I value accessibility, adaptability, and the idea that architecture should meaningfully support everyday life. My professional experience working on healthcare and institutional projects has strengthened my awareness of how spatial environments influence human well-being, behaviour, and public experience.
Across both professional and independent work, I try to develop design approaches that connect environmental responsibility with social and cultural relevance, particularly through adaptive reuse and public-serving infrastructure.
I would encourage young designers to develop both curiosity and patience. Strong design often comes from sustained observation, refinement, and critical thinking rather than immediate results. It is also important to build a clear personal direction instead of only following trends.
At the same time, I believe designers should remain open to interdisciplinary thinking, because many contemporary challenges—such as sustainability, healthcare, and urban resilience—require collaboration across multiple fields.

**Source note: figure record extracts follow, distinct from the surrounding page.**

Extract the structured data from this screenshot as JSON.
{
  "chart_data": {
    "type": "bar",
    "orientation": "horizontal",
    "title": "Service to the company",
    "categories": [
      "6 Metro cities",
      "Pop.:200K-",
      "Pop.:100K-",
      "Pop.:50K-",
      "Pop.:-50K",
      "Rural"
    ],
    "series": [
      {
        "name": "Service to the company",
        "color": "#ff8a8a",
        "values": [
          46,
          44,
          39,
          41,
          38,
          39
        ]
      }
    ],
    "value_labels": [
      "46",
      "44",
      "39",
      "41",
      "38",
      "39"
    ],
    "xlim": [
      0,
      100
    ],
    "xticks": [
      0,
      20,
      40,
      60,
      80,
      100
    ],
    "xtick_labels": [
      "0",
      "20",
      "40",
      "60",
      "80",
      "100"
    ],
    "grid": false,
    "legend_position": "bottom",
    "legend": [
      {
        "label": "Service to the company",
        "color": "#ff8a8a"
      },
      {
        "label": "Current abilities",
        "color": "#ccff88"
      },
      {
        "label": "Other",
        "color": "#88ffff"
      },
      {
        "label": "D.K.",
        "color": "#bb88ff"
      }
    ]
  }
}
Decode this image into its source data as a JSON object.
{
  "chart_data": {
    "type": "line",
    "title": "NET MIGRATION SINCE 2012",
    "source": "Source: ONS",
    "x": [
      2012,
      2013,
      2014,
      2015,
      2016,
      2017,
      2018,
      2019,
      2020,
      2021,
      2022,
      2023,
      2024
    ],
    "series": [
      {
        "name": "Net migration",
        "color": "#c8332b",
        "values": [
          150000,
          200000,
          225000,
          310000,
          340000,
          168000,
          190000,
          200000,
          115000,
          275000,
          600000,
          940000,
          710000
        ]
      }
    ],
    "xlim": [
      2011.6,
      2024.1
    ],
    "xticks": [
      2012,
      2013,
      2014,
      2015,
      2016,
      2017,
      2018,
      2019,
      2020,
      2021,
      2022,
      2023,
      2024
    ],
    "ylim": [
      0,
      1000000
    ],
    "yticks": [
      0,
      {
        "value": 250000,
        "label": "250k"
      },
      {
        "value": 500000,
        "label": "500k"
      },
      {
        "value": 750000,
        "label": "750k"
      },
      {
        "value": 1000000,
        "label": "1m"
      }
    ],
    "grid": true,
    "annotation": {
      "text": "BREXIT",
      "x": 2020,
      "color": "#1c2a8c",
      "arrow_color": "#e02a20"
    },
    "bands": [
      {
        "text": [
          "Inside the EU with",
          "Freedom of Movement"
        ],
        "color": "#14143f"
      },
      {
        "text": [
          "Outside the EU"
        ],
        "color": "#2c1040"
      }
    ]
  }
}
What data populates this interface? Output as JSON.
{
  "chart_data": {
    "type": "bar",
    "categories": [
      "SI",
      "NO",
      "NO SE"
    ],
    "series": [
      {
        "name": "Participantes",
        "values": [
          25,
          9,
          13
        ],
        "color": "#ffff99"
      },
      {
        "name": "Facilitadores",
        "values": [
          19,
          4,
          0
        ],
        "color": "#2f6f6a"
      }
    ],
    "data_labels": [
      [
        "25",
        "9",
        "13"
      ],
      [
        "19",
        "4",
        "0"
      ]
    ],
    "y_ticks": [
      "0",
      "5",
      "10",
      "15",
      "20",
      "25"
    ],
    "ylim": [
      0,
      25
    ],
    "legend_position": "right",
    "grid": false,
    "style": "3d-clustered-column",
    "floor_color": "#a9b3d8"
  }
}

I would be very interested in collaborating with Cedric Price because of his forward-thinking approach to flexibility, infrastructure, and the social role of architecture. His projects often treated architecture as an evolving framework rather than a static object, which strongly resonates with my own interests in adaptive systems and changing urban conditions.
I admire how his work challenged conventional boundaries between technology, public life, and spatial organisation in ways that still feel highly relevant today.
I wish more people would ask how architecture can participate in larger ecological and social systems rather than existing as isolated buildings.
For me, architecture becomes most meaningful when it operates as part of broader networks involving infrastructure, community, environmental processes, and public life. Many of my projects explore how underutilised structures and emerging technologies can be reimagined to support new forms of collective living, sustainability, and cultural engagement within cities.